One notice in the first set published on 23 August, Producing and processing organic food if there's no Brexit deal, suggests that organic agri-food products would not be allowed into the EU until UK organic certification bodies are officially recognised by the EU Commission – as this stands, this approval could take up to nine months.
NFU President Minette Batters warned that this cliff-edge scenario, if applied across the wider UK food supply chain, would be disastrous for farm businesses, the economy and society at large.
Mrs Batters said: “While these notices are an essential part of government’s plans for preparing for all outcomes, they serve as a sobering reminder of what is at stake for farmers in the event of a no deal.
“The technical notice for organic farming is a warning for us on the future of trade of all agri-food products - if all these products were subjected to the same problems in approvals and certification then this could result in effectively a trade embargo on exports to the EU. Not only would this be hugely disruptive but it threatens livelihoods and businesses in the UK."
Secretary of State Dominic Raab gave a speech on planning for a no-deal Brexit
John Pawsey, chairman of the NFU's Organic Forum, said:
“As an organic farmer, the technical notices today have offered little insight for me on how I should prepare my business for a potential cliff-edge scenario.
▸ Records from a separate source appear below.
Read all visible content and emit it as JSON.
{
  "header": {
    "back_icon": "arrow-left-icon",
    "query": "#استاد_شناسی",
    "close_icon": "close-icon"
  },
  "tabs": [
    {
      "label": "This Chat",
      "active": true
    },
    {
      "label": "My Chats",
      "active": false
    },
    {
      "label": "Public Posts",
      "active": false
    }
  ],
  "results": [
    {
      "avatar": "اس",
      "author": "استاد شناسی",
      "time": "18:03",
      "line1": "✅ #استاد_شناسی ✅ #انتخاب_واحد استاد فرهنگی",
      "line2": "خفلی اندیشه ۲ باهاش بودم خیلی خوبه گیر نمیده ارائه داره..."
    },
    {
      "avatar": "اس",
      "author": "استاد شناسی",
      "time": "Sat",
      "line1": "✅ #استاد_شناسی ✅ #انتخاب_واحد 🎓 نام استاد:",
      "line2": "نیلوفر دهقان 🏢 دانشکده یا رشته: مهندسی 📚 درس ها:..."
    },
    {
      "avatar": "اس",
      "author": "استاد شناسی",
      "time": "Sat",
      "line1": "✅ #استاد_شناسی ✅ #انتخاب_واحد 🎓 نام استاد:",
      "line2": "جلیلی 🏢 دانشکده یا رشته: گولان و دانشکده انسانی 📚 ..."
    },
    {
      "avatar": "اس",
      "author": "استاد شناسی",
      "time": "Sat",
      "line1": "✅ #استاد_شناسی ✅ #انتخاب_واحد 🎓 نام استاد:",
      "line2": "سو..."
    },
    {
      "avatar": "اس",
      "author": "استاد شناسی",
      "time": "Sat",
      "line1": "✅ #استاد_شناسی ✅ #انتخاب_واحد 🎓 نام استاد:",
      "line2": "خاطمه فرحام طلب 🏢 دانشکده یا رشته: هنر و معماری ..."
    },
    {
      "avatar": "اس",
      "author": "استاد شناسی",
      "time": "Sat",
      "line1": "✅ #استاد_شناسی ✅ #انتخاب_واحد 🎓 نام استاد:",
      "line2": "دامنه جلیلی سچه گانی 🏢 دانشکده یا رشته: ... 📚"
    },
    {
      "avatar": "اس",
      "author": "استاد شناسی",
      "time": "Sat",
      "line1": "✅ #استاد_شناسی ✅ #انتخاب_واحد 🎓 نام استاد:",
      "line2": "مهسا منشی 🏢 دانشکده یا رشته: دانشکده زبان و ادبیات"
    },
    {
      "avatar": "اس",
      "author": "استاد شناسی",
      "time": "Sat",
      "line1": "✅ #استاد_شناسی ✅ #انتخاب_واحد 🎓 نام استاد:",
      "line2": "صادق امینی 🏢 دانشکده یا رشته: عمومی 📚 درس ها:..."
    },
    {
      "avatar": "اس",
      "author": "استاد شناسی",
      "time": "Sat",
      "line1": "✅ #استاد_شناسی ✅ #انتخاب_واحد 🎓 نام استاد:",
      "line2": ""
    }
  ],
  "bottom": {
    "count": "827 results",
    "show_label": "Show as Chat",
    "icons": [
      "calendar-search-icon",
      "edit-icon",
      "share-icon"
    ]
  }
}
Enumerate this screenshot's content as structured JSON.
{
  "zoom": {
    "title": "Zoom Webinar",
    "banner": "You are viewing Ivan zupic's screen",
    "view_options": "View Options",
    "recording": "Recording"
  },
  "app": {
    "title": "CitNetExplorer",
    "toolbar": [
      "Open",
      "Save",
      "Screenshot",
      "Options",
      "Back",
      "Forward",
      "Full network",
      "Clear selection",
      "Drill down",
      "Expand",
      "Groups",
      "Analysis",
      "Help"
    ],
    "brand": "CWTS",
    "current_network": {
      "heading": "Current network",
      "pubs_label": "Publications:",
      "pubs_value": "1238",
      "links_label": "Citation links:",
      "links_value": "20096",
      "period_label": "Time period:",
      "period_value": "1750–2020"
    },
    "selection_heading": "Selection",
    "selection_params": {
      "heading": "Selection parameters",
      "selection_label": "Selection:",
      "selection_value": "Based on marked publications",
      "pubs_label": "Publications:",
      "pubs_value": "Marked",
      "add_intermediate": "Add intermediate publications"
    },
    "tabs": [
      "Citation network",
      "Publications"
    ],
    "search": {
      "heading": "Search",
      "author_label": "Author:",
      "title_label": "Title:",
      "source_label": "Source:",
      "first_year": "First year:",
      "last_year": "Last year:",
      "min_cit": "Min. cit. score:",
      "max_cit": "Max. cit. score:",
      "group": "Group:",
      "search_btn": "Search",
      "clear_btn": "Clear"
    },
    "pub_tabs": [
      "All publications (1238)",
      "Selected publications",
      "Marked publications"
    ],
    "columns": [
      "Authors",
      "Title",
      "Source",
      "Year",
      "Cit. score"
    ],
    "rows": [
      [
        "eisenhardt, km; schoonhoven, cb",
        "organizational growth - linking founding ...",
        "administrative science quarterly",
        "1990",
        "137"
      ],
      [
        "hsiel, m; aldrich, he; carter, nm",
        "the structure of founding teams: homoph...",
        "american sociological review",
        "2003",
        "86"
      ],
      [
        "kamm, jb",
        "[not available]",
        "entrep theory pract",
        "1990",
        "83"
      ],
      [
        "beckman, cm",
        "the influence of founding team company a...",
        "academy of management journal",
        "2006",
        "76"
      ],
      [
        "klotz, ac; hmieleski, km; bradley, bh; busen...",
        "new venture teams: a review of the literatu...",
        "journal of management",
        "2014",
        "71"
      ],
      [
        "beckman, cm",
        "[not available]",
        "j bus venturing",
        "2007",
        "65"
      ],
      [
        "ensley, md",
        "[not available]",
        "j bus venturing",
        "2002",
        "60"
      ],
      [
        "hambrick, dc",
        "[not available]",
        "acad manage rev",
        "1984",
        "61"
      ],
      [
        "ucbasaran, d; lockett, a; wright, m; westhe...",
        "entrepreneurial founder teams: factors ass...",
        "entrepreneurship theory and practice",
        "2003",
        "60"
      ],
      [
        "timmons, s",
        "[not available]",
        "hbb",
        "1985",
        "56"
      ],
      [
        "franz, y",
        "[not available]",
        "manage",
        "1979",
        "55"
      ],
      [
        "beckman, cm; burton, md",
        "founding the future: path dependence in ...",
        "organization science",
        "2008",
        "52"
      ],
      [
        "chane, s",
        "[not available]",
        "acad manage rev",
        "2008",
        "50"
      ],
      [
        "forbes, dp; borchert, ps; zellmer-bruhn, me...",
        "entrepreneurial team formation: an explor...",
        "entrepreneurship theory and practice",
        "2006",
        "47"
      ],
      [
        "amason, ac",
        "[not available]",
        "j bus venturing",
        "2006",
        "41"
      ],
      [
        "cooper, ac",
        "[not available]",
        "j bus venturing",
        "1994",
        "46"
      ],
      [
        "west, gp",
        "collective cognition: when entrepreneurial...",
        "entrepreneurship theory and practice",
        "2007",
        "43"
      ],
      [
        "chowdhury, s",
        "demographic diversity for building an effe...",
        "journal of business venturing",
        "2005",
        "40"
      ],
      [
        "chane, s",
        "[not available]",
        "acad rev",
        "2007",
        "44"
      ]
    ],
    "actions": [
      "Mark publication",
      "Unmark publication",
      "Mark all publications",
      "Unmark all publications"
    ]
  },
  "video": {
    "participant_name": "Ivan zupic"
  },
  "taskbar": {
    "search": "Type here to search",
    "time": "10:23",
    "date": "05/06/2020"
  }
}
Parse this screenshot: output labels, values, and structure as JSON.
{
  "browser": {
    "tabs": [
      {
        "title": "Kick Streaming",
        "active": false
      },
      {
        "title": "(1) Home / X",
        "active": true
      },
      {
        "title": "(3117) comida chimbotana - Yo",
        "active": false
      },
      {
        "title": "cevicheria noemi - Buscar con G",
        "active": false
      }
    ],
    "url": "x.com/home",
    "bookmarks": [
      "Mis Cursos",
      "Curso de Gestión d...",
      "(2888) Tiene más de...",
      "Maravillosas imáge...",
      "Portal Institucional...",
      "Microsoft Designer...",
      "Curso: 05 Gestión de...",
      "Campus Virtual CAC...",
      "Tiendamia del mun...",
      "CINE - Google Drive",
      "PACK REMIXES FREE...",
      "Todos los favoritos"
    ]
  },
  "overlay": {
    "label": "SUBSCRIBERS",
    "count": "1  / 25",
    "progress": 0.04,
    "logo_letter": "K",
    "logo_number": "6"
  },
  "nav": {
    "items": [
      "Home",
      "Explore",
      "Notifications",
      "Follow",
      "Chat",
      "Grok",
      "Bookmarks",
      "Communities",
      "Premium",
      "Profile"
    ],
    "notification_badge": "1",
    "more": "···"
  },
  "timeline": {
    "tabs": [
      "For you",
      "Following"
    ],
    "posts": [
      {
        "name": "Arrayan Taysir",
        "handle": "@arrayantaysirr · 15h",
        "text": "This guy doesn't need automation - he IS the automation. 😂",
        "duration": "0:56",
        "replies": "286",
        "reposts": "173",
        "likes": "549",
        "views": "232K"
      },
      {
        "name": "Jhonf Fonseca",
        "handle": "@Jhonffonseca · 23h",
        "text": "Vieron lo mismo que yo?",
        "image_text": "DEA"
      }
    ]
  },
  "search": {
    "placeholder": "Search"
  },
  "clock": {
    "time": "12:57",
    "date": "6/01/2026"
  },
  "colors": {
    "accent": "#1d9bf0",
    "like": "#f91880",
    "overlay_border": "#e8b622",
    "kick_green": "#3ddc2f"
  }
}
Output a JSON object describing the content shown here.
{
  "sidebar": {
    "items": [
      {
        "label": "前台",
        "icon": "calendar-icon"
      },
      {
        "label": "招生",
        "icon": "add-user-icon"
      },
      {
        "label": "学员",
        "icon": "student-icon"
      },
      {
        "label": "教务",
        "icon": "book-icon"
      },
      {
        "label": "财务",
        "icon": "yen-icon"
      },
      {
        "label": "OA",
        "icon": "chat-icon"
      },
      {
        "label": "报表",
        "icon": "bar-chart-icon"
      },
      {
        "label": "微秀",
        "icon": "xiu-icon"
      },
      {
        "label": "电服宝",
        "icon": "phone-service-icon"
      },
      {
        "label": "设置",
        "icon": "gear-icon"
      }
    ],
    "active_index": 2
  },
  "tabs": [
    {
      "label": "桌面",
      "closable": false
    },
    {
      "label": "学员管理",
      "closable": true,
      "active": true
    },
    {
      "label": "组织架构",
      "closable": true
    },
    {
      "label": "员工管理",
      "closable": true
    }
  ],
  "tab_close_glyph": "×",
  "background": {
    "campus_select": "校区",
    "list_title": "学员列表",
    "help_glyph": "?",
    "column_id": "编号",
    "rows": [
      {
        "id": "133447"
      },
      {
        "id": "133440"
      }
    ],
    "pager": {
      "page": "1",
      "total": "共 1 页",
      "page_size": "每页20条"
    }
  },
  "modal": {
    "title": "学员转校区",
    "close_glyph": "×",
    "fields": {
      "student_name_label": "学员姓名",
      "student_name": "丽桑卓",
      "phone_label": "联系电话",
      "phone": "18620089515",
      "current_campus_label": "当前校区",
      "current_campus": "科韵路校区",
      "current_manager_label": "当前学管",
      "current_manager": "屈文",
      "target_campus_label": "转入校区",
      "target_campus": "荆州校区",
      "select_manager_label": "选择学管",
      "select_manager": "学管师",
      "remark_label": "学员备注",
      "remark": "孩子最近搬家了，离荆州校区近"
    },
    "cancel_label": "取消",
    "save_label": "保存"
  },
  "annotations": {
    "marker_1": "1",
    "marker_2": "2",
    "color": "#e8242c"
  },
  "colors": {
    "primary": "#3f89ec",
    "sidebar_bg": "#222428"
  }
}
"It has confirmed the size and scale of a 'no-deal' situation for organic farming exports, which reiterates the need for free and frictionless trade. Farming is a long-term business - many farmers are drilling crops now that are due to be harvested next summer, after we have left the EU. It is therefore critical that the government makes all efforts to achieve free and frictionless trade and avoid the scenario outlined today.
“The NFU will be looking to further understand the impacts a no-deal Brexit would have on organic certification bodies, and ultimately producers' ability to trade, as well as exploring options for fast-tracking this process."
NFU Director General Terry Jones appeared on BBC News following the announcement
Mrs Batters went on to say: “The absolute priority for the NFU continues to be that we maintain free and frictionless trade with the EU. 60% of UK food, feed and drink exports were to EU countries and 70% of our imports in these products were from the EU. This trading relationship is worth £45.5bn.
“We look to government to clarify the vital issue of trading with the EU for the farming sector in the remaining technical notices due to be released.
“While we believe that a deal is the most likely outcome to the ongoing negotiations between the EU and UK, we urge both sides to find pragmatic solutions to the issues still outstanding between them. A no-deal outcome would be the worst possible one for the farming industry.”
Other notices published in the first tranche relating to food and farming include:
Farm payments if there's no Brexit deal - this notice provides guidance on the situation for farmers who receive payments under the EU’s CAP schemes (including BPS) in the event of the UK leaving the EU with no deal.
Receiving rural development funding if there's no Brexit deal - this notice sets out how leaving the EU without a deal would affect farmers, land managers, rural businesses and others across the UK who receive payments under the EU Rural Development Programmes.